Como ajudar e se manter seguro?

Alguém que tem um ataque de terror dormindo geralmente não desperta, e entre segundos a minutos volta a relaxar como se nada tivesse ocorrido, explica Luiz Scocca, psiquiatra membro da APA (Associação Americana de Psiquiatria). Nessa situação, a mãe de Rafaela falava com ela em voz baixa, acalmando e passando a mão nela, com carinho. "É contraindicado tentar acordar e interagir, pois o sujeito fica violento, confuso, pode chutar, dar socos", diz Scocca.

Se o comportamento não cessar logo e envolver gestos agressivos enquanto se dorme, a família deve afastar objetos que possam oferecer riscos de cortes, quedas, esbarrões e ficar um pouco distante, para não se ferir com os reflexos de autodefesa, além de tentar evitar possíveis tentativas de fuga —quando o episódio é associado a uma crise de sonambulismo—, até o sujeito voltar a se acalmar.

Para tornar o quarto seguro, os pais podem pedir ao filho, antes de se deitar, que guarde seus brinquedos, e tomar mais algumas precauções, como trancar portas e janelas, guardar chaves, bloquear escadas, passagens e varandas e instalar uma babá eletrônica. Já adultos que moram só devem igualmente minimizar os riscos em casa e deixar vizinhos e portaria de sobreaviso.

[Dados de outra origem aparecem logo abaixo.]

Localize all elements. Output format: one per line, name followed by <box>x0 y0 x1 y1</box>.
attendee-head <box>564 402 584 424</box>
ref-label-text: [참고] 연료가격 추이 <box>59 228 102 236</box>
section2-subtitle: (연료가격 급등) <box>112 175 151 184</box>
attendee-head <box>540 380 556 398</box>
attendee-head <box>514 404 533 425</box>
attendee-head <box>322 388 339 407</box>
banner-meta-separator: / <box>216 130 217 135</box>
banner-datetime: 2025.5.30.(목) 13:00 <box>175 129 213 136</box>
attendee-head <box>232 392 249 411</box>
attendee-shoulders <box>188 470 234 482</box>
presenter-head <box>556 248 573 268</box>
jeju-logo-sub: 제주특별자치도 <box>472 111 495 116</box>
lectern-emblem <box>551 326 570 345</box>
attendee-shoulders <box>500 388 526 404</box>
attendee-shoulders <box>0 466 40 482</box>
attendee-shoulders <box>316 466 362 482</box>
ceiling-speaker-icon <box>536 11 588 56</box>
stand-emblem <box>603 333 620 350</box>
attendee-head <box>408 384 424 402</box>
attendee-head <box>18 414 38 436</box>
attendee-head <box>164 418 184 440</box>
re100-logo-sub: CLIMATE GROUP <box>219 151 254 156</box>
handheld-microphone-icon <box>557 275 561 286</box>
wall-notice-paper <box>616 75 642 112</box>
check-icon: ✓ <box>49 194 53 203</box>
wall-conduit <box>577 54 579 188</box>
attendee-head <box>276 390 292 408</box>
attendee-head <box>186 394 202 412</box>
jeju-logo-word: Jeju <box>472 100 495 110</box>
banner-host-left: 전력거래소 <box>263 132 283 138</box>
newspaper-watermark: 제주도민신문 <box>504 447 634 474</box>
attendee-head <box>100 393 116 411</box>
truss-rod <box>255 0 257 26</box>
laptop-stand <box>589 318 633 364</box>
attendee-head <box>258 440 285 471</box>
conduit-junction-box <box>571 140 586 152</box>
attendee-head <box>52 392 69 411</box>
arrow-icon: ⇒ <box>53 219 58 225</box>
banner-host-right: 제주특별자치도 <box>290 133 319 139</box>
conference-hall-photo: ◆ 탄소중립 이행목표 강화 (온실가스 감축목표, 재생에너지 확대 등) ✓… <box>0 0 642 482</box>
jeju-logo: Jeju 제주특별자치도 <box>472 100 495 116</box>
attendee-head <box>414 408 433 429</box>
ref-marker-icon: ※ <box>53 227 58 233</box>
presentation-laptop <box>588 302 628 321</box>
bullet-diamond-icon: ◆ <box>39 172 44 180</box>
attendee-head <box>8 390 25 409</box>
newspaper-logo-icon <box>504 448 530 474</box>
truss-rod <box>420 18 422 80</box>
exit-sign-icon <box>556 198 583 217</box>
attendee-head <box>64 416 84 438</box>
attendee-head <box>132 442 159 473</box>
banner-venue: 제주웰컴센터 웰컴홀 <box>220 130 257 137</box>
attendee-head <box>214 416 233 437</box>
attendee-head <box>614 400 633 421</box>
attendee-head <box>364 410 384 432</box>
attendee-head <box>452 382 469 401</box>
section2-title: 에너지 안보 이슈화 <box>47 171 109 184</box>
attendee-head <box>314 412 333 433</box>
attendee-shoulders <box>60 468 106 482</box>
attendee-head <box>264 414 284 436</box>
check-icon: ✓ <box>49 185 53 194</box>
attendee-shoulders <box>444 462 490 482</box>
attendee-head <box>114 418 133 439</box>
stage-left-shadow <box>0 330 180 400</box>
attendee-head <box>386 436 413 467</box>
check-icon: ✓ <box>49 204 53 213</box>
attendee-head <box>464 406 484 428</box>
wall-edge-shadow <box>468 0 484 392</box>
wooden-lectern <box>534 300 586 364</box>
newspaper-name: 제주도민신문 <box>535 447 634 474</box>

Rafaela Andrade criança - Arquivo pessoal - Arquivo pessoal
Rafaela sofria de terror noturno quando criança
Imagem: Arquivo pessoal

Com muita frequência é preciso tratar

Rafaela informa que suas manifestações de terror noturno eram esporádicas, ocorriam após intervalos de algumas semanas, com sintomas brandos e cessaram em poucos anos. "Não fiz nenhum tratamento específico, mas fui ao médico". Nesse caso, como de sonambulismo, podem ser consultados pediatra, psiquiatra, psicólogo, neurologista e especialistas em sono.

Quadros muito recorrentes, às vezes vários numa mesma noite, com sintomas fortes e que ultrapassem a adolescência, acabam demandando exames, como polissonografia (que analisa a qualidade e as doenças do sono) e tratamentos. Psicoterapia, chás calmantes de passiflora ou camomila e utilização de medicamentos, como ansiolíticos e antidepressivos são caminhos.

Terapia familiar também é bem-vinda quando o terror noturno prejudica aos pais, que podem ficar emocionalmente esgotados, com insônia. Complementarmente, a rotina no lar deve ser revista, sobretudo à noite, para facilitar um sono tranquilo, informa Wimer Bottura, psiquiatra pelo IPq-HCFMUSP (Instituto de Psiquiatria do Hospital das Clínicas da Faculdade de Medicina da Universidade de São Paulo).

"Assim, antes de dormir, devem ser evitados assuntos que causem medo, como sobre ovnis, fantasmas, brigas, situações de estresse, além de evitar dar detalhes à criança sobre como ela age fora de si, e garantir um ambiente protetor, de acolhimento, com os pais perto, conversando serenamente, e sem silêncio absoluto, pois causa sensação de abandono e pode assustar", conclui o médico.